The mist-shrouded marshlands of the English Fens provide the perfect backdrop for Daisy Johnson to fully embrace the horror genre in her spine-chilling new short story collection, “The Hotel.” Centered around the titular building that seems to possess a malevolent will of its own, these interconnected tales masterfully blend gothic elements with a fresh, modern sensibility.
A Haunting New Direction for Johnson
While Johnson has flirted with horror tropes and unsettling imagery in her previous works like “Fen” and “Sisters,” “The Hotel” represents her first unapologetic dive into the genre. The result is a triumphant collection that pays homage to horror masters like Stephen King and Shirley Jackson while still maintaining Johnson’s unique literary voice.
The unifying thread that weaves these chilling vignettes together is The Hotel itself—an entity that is as much of a character as any of the doomed souls who find themselves drawn into its orbit. As one protagonist notes:
“What is in this land is some possessive quality, some unquietness. It is clear to me that there are places which have as much personality as any person or animal and this is one of them.”
A Palimpsest of Dread
Johnson constructs The Hotel as a palimpsest—layers of history, tragedy, and intersecting lives that have piled up to imbue it with a dark, hungry sentience. We learn of its origins on the site of a farm where a woman with second sight was drowned by fearful neighbors. Her ghost lingers on, one of many trapped within The Hotel’s walls, endlessly scratching the phrase “I WILL SEE YOU SOON” as an omen to future guests.
In one early story, a construction crew battles the “slick, miserable” Fen soil to erect the building, which will act as a “hurtful magnet” drawing in those it wants to claim. Later tales reveal how The Hotel compels guests to commit unspeakable acts, how the maids wake at night to find themselves inexplicably waiting outside its doors, ready to resume their Sisyphean cleaning duties.
Echoes of Horror Royalty
Though wholly original, Johnson slyly pays tribute to the icons of horror fiction that laid the groundwork for “The Hotel.” The ominous edifice with its narrow windows and stained glass that “dims the light” recalls Stephen King‘s Overlook Hotel from “The Shining.” The emphasis on powerful, inescapable familial trauma evokes Shirley Jackson‘s “We Have Always Lived in the Castle.”
Other stories channel the dread of being lost in a hostile wilderness, similar to “The Blair Witch Project,” or the body horror of an unholy pregnancy like in “Rosemary’s Baby.” Yet for all these knowing nods, Johnson never slips into pastiche. Her voice remains fresh, inventive, and thoroughly modern.
A Sense of Creeping Unease
What makes the stories in “The Hotel” so unsettling is Johnson’s ability to conjure a mounting sense of wrongness, like a splinter in the mind’s eye. Details accumulate to create an atmosphere thick with lurking malice:
- The repeating phrase “I WILL SEE YOU SOON” scrawled in ominous places
- Rooms that seem to shift in size and shape when unobserved
- The sound of footsteps with no visible source
- Children that appear as distorted, otherworldly versions of themselves
In Johnson’s skilled hands, even the welcoming elements of the hotel experience become tainted and suspect. The “big fires in the bar” and “dressing gowns…on the backs of bathroom doors” suggest coziness and warmth, but they’re a veil over the existential dread pulsing in the shadows. This tension between surface comforts and the horror beneath propels these stories into the realm of nightmare.
An Absorbing Halloween Read
With its eerie Fen setting, “The Hotel” is a masterful collection dripping with dread and foreboding, absolutely perfect for fans of literary horror and unsettling gothic fiction.

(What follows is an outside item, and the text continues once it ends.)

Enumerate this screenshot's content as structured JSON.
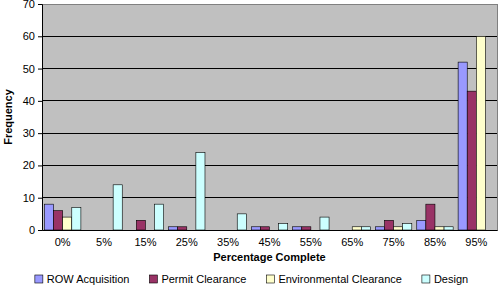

Johnson has crafted a series of interconnected tales that each function as a standalone chiller, but together form an even more powerful, immersive reading experience.
Blending the familiar tropes of haunted houses and ghost stories with a razor-sharp contemporary sensibility, Johnson breathes new life into classic horror fiction. “The Hotel” is elegant yet chilling, restrained yet profoundly creepy—a gripping compendium of original frights and a stylish love letter to the genre greats who paved the way. Its haunting stories are sure to seep into your subconscious and return to unsettle you, long after you’ve turned the final page.